What the hell is Paul talking about, one might wonder.
"What the hell are you talking about?" his wife asks. Angela, their therapist who has become his therapist, Angela who has bad breath, Angela whom we may just meet again, is in some ways astute. That's a word men use for women; what he means is that she agrees with him.
But the definition behind the definition, misdirection being key in relationships, is that what's astute about Angela is her ability to speak in words that Paul will understand: To make herself seen, make herself Angela, rather than a ball-buster or a pushover, which Paul would never willingly pay for, not even for the ethical high-hat in his threnody of martyrdom that is saying he's going to couples therapy by himself. Paul likes to hear about himself, so that is what therapy is to him. He likes defining things in opposition to each other, because he likes the idea that one of them is bad, and one of them is good.
"She thinks that the reason that we're drawn to each other as a couple is because we're such opposites in that way. You know: I like to stand out, you like to blend in."

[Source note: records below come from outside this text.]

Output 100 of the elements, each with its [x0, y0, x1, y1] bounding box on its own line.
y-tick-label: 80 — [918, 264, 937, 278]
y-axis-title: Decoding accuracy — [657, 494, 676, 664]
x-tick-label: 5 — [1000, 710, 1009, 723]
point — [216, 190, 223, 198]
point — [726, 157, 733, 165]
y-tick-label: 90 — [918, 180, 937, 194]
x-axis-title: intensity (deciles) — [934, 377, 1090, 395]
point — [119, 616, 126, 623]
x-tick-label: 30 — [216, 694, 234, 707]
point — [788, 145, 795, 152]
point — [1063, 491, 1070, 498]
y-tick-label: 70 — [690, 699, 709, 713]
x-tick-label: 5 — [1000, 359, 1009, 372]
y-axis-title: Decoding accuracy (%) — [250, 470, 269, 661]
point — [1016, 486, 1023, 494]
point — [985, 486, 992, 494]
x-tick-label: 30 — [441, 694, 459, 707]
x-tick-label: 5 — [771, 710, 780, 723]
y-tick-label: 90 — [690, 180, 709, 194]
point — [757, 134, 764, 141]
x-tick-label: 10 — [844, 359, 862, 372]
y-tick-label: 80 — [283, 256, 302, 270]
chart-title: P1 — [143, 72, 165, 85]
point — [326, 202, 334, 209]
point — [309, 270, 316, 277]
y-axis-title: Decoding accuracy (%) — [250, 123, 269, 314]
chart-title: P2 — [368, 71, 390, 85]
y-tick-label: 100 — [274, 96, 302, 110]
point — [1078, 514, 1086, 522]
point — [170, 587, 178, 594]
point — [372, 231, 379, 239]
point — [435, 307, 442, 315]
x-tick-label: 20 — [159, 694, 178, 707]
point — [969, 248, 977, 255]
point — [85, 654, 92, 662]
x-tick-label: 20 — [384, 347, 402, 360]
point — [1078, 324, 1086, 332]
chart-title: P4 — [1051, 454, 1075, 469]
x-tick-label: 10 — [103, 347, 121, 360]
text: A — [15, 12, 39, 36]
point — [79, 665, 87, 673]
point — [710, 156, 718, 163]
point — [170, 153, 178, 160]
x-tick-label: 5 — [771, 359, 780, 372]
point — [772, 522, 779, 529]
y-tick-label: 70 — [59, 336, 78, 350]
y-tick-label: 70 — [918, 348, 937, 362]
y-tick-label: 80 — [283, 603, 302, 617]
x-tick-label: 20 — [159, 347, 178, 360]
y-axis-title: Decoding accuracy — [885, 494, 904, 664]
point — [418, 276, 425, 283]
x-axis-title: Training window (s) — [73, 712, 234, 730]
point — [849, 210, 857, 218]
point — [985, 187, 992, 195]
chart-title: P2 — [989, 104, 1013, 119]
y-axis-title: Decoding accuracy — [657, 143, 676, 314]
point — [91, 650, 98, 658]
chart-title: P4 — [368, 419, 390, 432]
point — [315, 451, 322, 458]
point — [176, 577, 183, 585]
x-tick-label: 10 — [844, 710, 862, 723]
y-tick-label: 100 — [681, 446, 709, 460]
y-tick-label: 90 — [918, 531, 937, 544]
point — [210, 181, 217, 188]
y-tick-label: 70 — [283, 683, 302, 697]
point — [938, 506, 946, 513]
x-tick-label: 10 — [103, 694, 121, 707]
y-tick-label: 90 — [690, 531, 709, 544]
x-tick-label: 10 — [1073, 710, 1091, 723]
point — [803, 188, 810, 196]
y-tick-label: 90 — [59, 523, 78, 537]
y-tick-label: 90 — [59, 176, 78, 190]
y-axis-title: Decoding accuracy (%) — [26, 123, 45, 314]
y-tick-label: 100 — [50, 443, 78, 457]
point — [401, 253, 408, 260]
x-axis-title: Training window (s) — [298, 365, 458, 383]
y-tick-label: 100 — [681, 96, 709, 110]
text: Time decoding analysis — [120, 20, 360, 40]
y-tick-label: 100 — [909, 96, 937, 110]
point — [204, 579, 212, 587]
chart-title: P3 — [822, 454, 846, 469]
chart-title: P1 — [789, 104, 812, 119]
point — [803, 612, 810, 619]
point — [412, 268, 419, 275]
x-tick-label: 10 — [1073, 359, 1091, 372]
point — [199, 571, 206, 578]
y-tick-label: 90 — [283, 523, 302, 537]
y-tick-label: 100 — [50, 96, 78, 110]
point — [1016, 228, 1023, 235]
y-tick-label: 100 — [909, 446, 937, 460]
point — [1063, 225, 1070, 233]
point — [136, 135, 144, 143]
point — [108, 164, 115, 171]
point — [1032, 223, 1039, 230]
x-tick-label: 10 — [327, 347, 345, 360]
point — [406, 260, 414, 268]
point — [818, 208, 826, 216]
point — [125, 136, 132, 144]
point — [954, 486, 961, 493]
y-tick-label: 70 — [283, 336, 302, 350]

Cathy Jamison is pissed off by that but it's begging the question, because God knows what Angela actually said: This is about what Paul heard. That there are "behind-the-scenes" type people, and his wife is coincidentally one of them. That there are people who deserve the spotlight, and he coincidentally is one of them. That the world has one eye covered and can only look at one of them, and it is merely destiny that the chosen one is Paul:
"You won't even wear skirts, because you don't want people looking at your legs. Angela says that in the best relationships, there can only be one person in the spotlight at any given time. That's why we work so well together." Cathy points out that, backing away from the alchemy of their relationship and into the purely functional, they don't technically "work well together," vide the fact that they are living apart. She will leave for another day the explanation that "behind-the-scenes" people don't exist, that letting other people's needs into your narrative doesn't make you weak but strong. That there is only loud, and soft.